New research shows a combination of two medications targets a genetic cause of cystic fibrosis, improving overall lung function.
Lumacaftor-ivacaftor therapy was shown to be safe and effective for the treatment of cystic fibrosis among patients with two copies of the cystic fibrosis gene mutation F508del, the Ann & Robert H. Lurie Children's Hospital of Chicago reported.
"These groundbreaking findings will benefit around 15,000 patients in U.S. alone," said Susanna McColley, one of the study's authors and Professor of Pediatrics at Northwestern University Feinberg School of Medicine. She also is the Director of the Clinical and Translational Research Program at the Stanley Manne Children's Research Institute, the research arm of Ann & Robert H. Lurie Children's Hospital of Chicago.

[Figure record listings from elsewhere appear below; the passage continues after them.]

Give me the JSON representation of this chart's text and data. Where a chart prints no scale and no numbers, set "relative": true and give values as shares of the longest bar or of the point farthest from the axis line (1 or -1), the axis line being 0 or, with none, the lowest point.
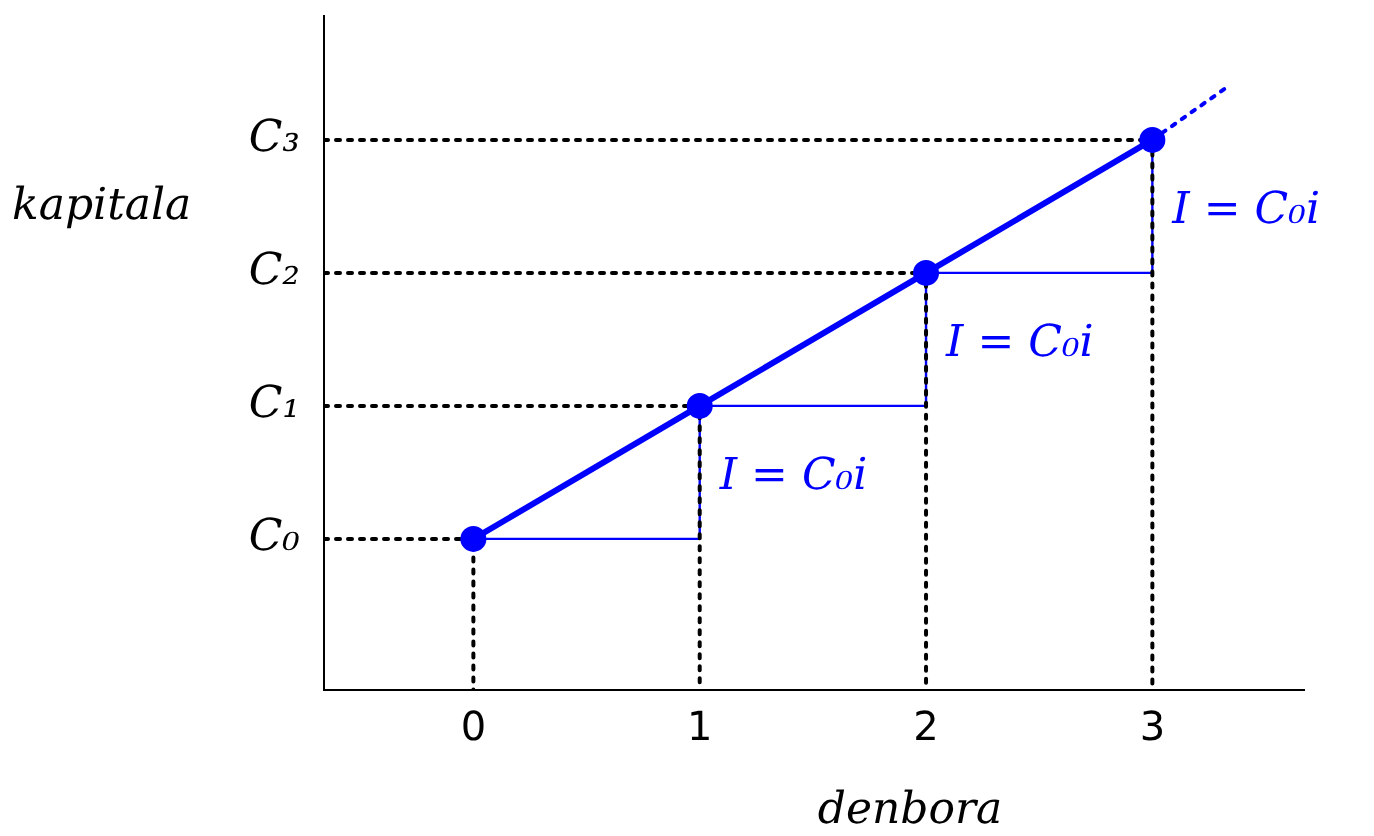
{
  "chart_data": {
    "type": "line",
    "xlabel": "denbora",
    "ylabel": "kapitala",
    "relative": true,
    "xlim": [
      -0.66,
      3.67
    ],
    "xticks": [
      0,
      1,
      2,
      3
    ],
    "grid": false,
    "legend": false,
    "series": [
      {
        "color": "#0000ff",
        "x": [
          0,
          1,
          2,
          3
        ],
        "values": [
          0.25,
          0.47,
          0.69,
          0.91
        ],
        "marker": "circle",
        "line_style": "solid"
      },
      {
        "color": "#0000ff",
        "x": [
          3,
          3.34
        ],
        "values": [
          0.91,
          1
        ],
        "marker": "none",
        "line_style": "dotted"
      },
      {
        "color": "#000000",
        "x": [
          -0.66,
          0,
          0,
          null,
          -0.66,
          1,
          1,
          null,
          -0.66,
          2,
          2,
          null,
          -0.66,
          3,
          3
        ],
        "values": [
          0.25,
          0.25,
          0,
          null,
          0.47,
          0.47,
          0,
          null,
          0.69,
          0.69,
          0,
          null,
          0.91,
          0.91,
          0
        ],
        "marker": "none",
        "line_style": "dotted"
      },
      {
        "color": "#0000ff",
        "x": [
          0,
          1,
          1,
          null,
          1,
          2,
          2,
          null,
          2,
          3,
          3
        ],
        "values": [
          0.25,
          0.25,
          0.47,
          null,
          0.47,
          0.47,
          0.69,
          null,
          0.69,
          0.69,
          0.91
        ],
        "marker": "none",
        "line_style": "solid"
      }
    ],
    "annotations": [
      {
        "text": "C₀",
        "x": -0.66,
        "y": 0.25
      },
      {
        "text": "C₁",
        "x": -0.66,
        "y": 0.47
      },
      {
        "text": "C₂",
        "x": -0.66,
        "y": 0.69
      },
      {
        "text": "C₃",
        "x": -0.66,
        "y": 0.91
      },
      {
        "text": "I = C₀i",
        "x": 1,
        "y": 0.47
      },
      {
        "text": "I = C₀i",
        "x": 2,
        "y": 0.69
      },
      {
        "text": "I = C₀i",
        "x": 3,
        "y": 0.91
      }
    ]
  }
}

Cystic fibrosis causes thick mucus to fill the lungs, which can lead to chronic infections and reduced lung function. This mucus can also reach the pancreas and prevent food enzymes from being absorbed. The recent phase III trial l included a total of 1,108 patients who were 12 years of age and older.

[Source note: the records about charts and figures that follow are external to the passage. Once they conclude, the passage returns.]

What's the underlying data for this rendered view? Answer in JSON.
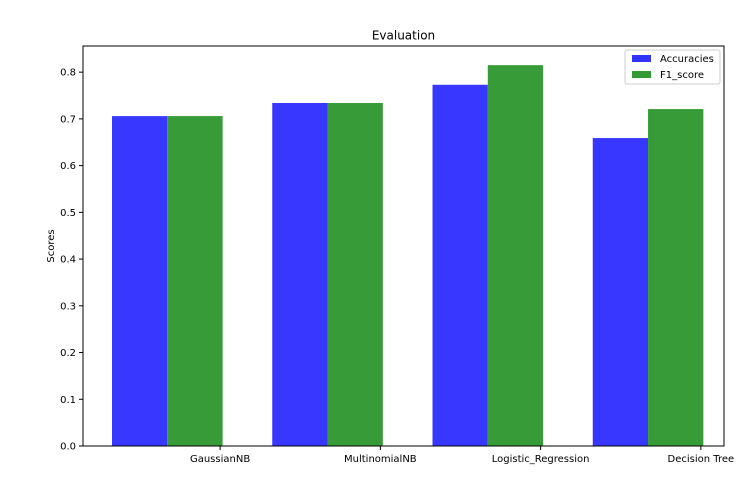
{
  "chart_data": {
    "type": "bar",
    "title": "Evaluation",
    "xlabel": "",
    "ylabel": "Scores",
    "categories": [
      "GaussianNB",
      "MultinomialNB",
      "Logistic_Regression",
      "Decision Tree"
    ],
    "series": [
      {
        "name": "Accuracies",
        "color": "#3333ff",
        "values": [
          0.706,
          0.734,
          0.773,
          0.659
        ]
      },
      {
        "name": "F1_score",
        "color": "#339933",
        "values": [
          0.706,
          0.734,
          0.815,
          0.721
        ]
      }
    ],
    "ylim": [
      0.0,
      0.856
    ],
    "yticks": [
      "0.0",
      "0.1",
      "0.2",
      "0.3",
      "0.4",
      "0.5",
      "0.6",
      "0.7",
      "0.8"
    ],
    "grid": false,
    "legend": "top-right"
  }
}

"While significant progress has been made with supportive therapies for cystic fibrosis, developing treatments that address the underlying genetic cause has been a challenge," said McColley who also is the Associate Director of the Cystic Fibrosis Center at Lurie Children's. "Just a few years ago, ivacaftor became the only FDA-approved drug for the genetic defect in cystic fibrosis, but it only works for genetic mutations found in a small portion of cystic fibrosis patients. Our study showed that combining ivacaftor with lumacaftor helps patients with the most common cystic fibrosis mutation. This is an exciting step forward."
The findings were published in a recent edition of the New England Journal of Medicine.